法律で義務付けられた障害者雇用を巡り、企業に貸農園などの働く場を提供し、就労を希望する障害者も紹介して雇用を事実上代行するビジネスが急増している、という話が新聞に載っていました。十数事業者が各地の計85カ所で事業を展開。利用企業は全国で約800社、働く障害者は約5千人に上るといいます。
要するに障がいのある人を雇うのは何かと面倒、お金払って障がい者雇用率が達成できるなら、そっちの方が楽、と考える企業が多いのだと思います。雇用率をお金を出して買ってる、ということです。
農園で働く障がいのある人はきちんと給料をもらい(給料の原資は雇用率を買っている企業が払っています)、企業の側は帳簿上雇用率を達しているのだから何も問題はないように見えるのですが、どうもすっきりしません。
彼等が作った野菜などは販売しません。お金を出した企業が引き取って、従業員に配るそうです。従業員にとっては、ただでおいしい野菜が手に入り、とても喜んでいるそうですが、野菜を作った障がいのある人達の喜びにはつながりません。
自分たちの作った野菜が売れること、その野菜を食べた人達が喜んでくれること。そのことが野菜作りを仕事とする彼等の喜びになります。そういう仕事の基本的な喜びが、代行ビジネスで働く障がいのある人達からは奪われています。
そもそもどうしてこんなビジネスが流行っているのか。やはり厚生労働省がどうして障害者雇用をするのか、という基本的なところを丁寧に説明していないからだと思います。
厚生労働省のホームページでは障害者雇用について以下のように説明しています。
《障害者等が希望や能力、適性を十分に活かし、障害の特性等に応じて活躍することが普通の社会、障害者と共に働くことが当たり前の社会を目指し、障害者雇用対策を進めています。
障害者の雇用対策としては、障害者雇用促進法において、企業に対して、雇用する労働者の2.3%に相当する障害者を雇用することを義務付けています(障害者雇用率制度)。
これを満たさない企業からは納付金を徴収しており、この納付金をもとに雇用義務数より多く障害者を雇用する企業に対して調整金を支払ったり、障害者を雇用するために必要な施設設備費等に助成したりしています(障害者雇用納付金制度)。》
障がいのある人達のことを全く知らない企業が、この程度の言葉で障害者雇用に向けて動き出すとは思えません。
企業の側が「うちも障害者雇用をやってみようかな」と思えるような、もっともっと丁寧な言葉が必要です。そもそも厚生労働省自身は障害者雇用をやっているのでしょうか?それをやっていないから他人事のような言葉が並び、今回の代行ビジネスがはびこるような事態を生み出しているのではないでしょうか。

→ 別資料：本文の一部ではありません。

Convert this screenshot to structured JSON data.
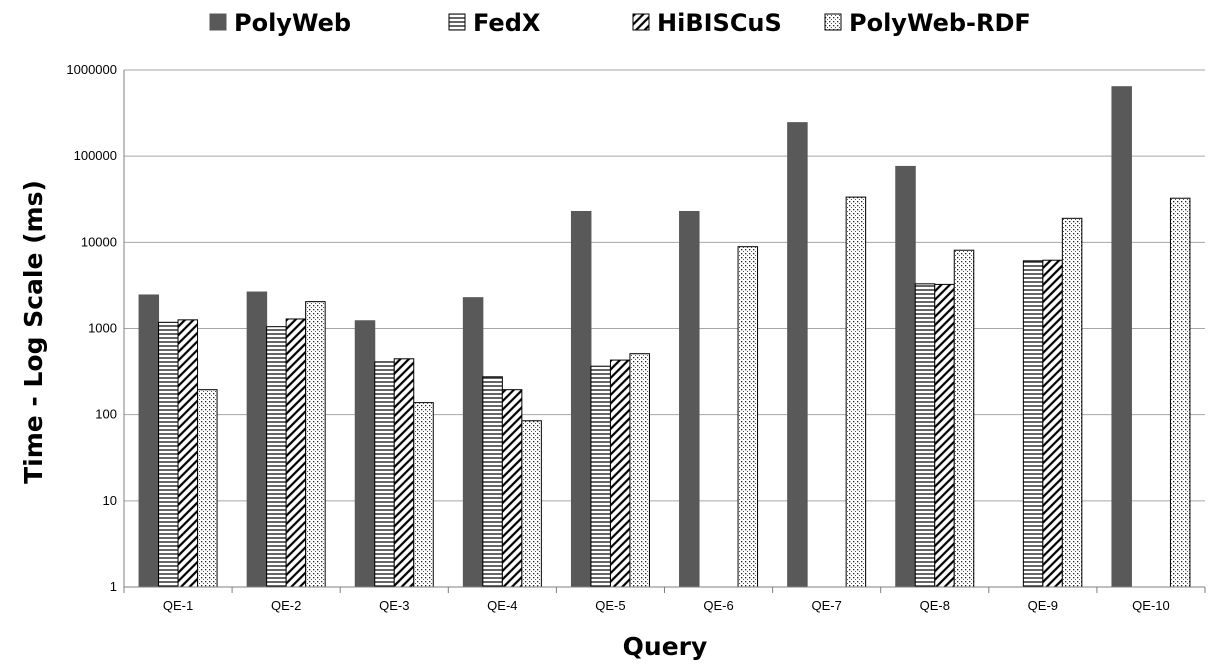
{
  "chart_data": {
    "type": "bar",
    "xlabel": "Query",
    "ylabel": "Time - Log Scale (ms)",
    "y_scale": "log",
    "ylim": [
      1,
      1000000
    ],
    "y_ticks": [
      "1",
      "10",
      "100",
      "1000",
      "10000",
      "100000",
      "1000000"
    ],
    "grid": true,
    "legend_position": "top",
    "categories": [
      "QE-1",
      "QE-2",
      "QE-3",
      "QE-4",
      "QE-5",
      "QE-6",
      "QE-7",
      "QE-8",
      "QE-9",
      "QE-10"
    ],
    "series": [
      {
        "name": "PolyWeb",
        "pattern": "solid",
        "color": "#595959",
        "values": [
          2450,
          2650,
          1230,
          2280,
          22800,
          22800,
          245000,
          76000,
          null,
          640000
        ]
      },
      {
        "name": "FedX",
        "pattern": "horizontal-lines",
        "color": "#000000",
        "values": [
          1180,
          1050,
          410,
          275,
          365,
          null,
          null,
          3300,
          6100,
          null
        ]
      },
      {
        "name": "HiBISCuS",
        "pattern": "diagonal-lines",
        "color": "#000000",
        "values": [
          1260,
          1290,
          445,
          195,
          430,
          null,
          null,
          3250,
          6200,
          null
        ]
      },
      {
        "name": "PolyWeb-RDF",
        "pattern": "dots",
        "color": "#000000",
        "values": [
          195,
          2050,
          138,
          85,
          510,
          8900,
          33500,
          8100,
          19000,
          32500
        ]
      }
    ]
  }
}
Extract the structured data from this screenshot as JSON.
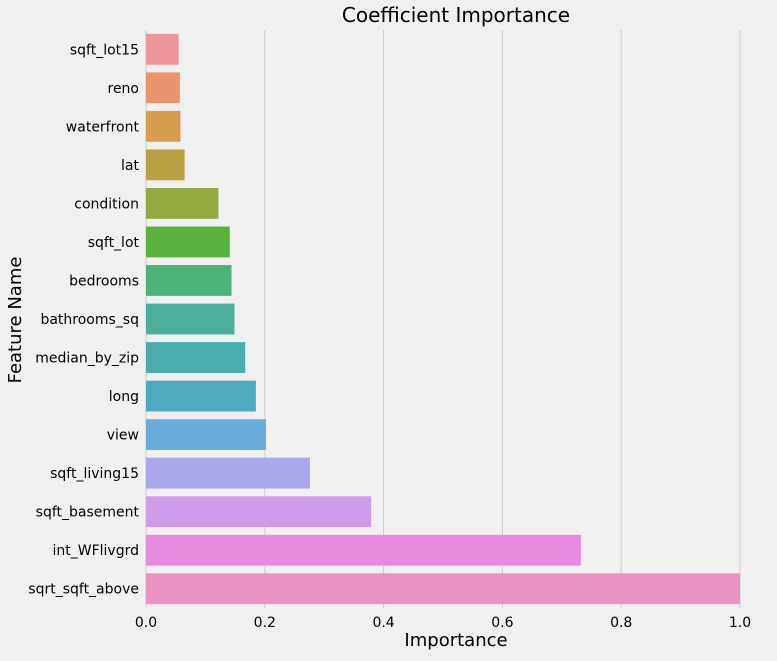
{
  "chart_data": {
    "type": "bar",
    "orientation": "horizontal",
    "title": "Coefficient Importance",
    "xlabel": "Importance",
    "ylabel": "Feature Name",
    "xlim": [
      0,
      1.0
    ],
    "xticks": [
      "0.0",
      "0.2",
      "0.4",
      "0.6",
      "0.8",
      "1.0"
    ],
    "grid": "vertical",
    "categories": [
      "sqft_lot15",
      "reno",
      "waterfront",
      "lat",
      "condition",
      "sqft_lot",
      "bedrooms",
      "bathrooms_sq",
      "median_by_zip",
      "long",
      "view",
      "sqft_living15",
      "sqft_basement",
      "int_WFlivgrd",
      "sqrt_sqft_above"
    ],
    "values": [
      0.055,
      0.057,
      0.058,
      0.065,
      0.122,
      0.141,
      0.144,
      0.149,
      0.167,
      0.185,
      0.202,
      0.276,
      0.379,
      0.732,
      1.0
    ],
    "colors": [
      "#ee959c",
      "#e8946c",
      "#d79c4e",
      "#b8a243",
      "#93aa3f",
      "#59b23e",
      "#4cb37b",
      "#4caf9b",
      "#4bacac",
      "#4daabf",
      "#69acdc",
      "#aaa6ec",
      "#cf9aea",
      "#e68ade",
      "#eb92c2"
    ]
  }
}
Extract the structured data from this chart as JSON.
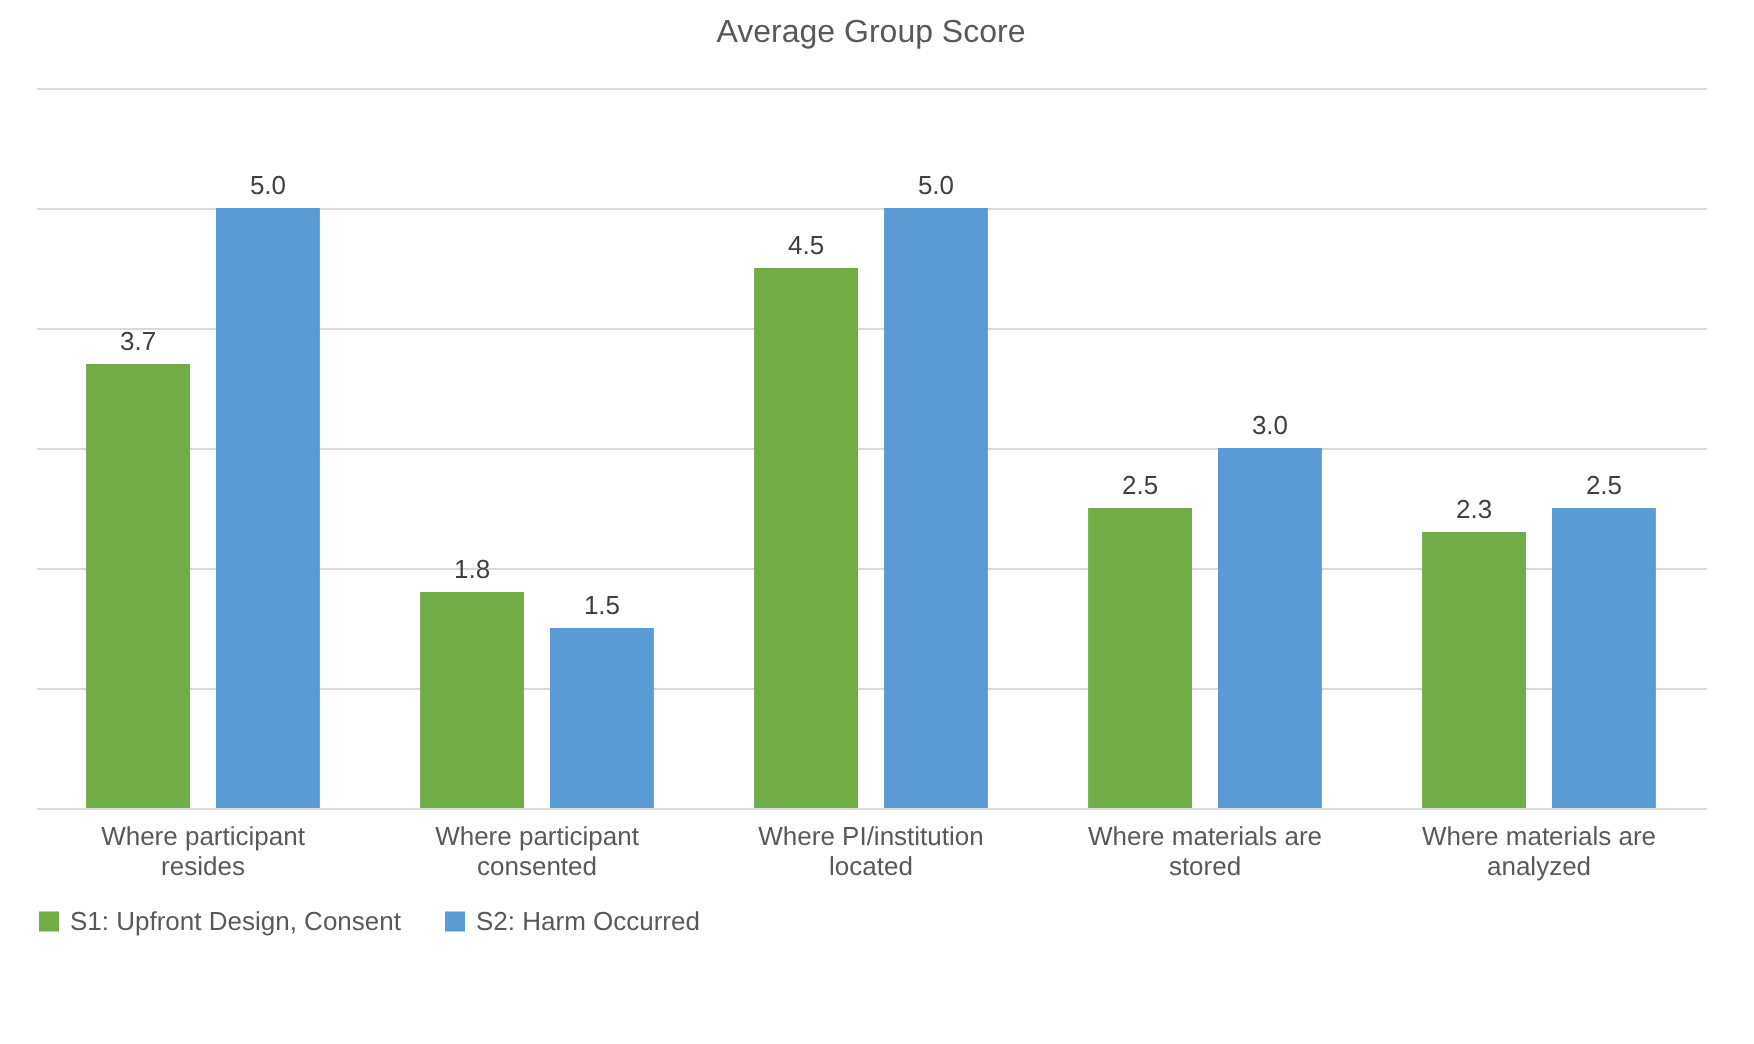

障がいのある人達を雇用すれば、いろんな面倒なことが起きます。仕事の指示がうまく伝わらないとか、時間までに仕事が終わらないとか…。でもその面倒なことを巡って、ではどうすればいいのかを現場の人達が必死になって考えること、悩み抜くこと、そういったことが現場を鍛え、豊かにしていきます。
時には発想を変えることも必要です。発想を変えることで思っても見ない世界が広がることもあります。新しい価値がそこから生まれます。
以前こんなキリンの絵を描いたぷかぷかさんがいました。
「え?これがキリン?」
と思う人が多いと思うのですが、
「こんなキリンもいたっていいか」
って思えると、なんか少し楽になります。自分の中のキリンのイメージが自由になるからです。自分の中のキリンが自由になると、私たち自身、生きることが少し楽になります。
このキリン、足が2本背中に生えているようですが、キリンの自信あふれるような顔は
「それがどうなの?」
という感じです。こうやって堂々と生きていきたいと、私はキリンを見ながら思いましたね。
彼等といっしょに生きていると、こういった思ってもみない気づきがたくさんあります。私たちの発想とは全く違うものに出会います。そういったことこそが社会を豊かにしていくように思うのです。
「障害者雇用」というのは、そういったことに気づくチャンスだと思うのです。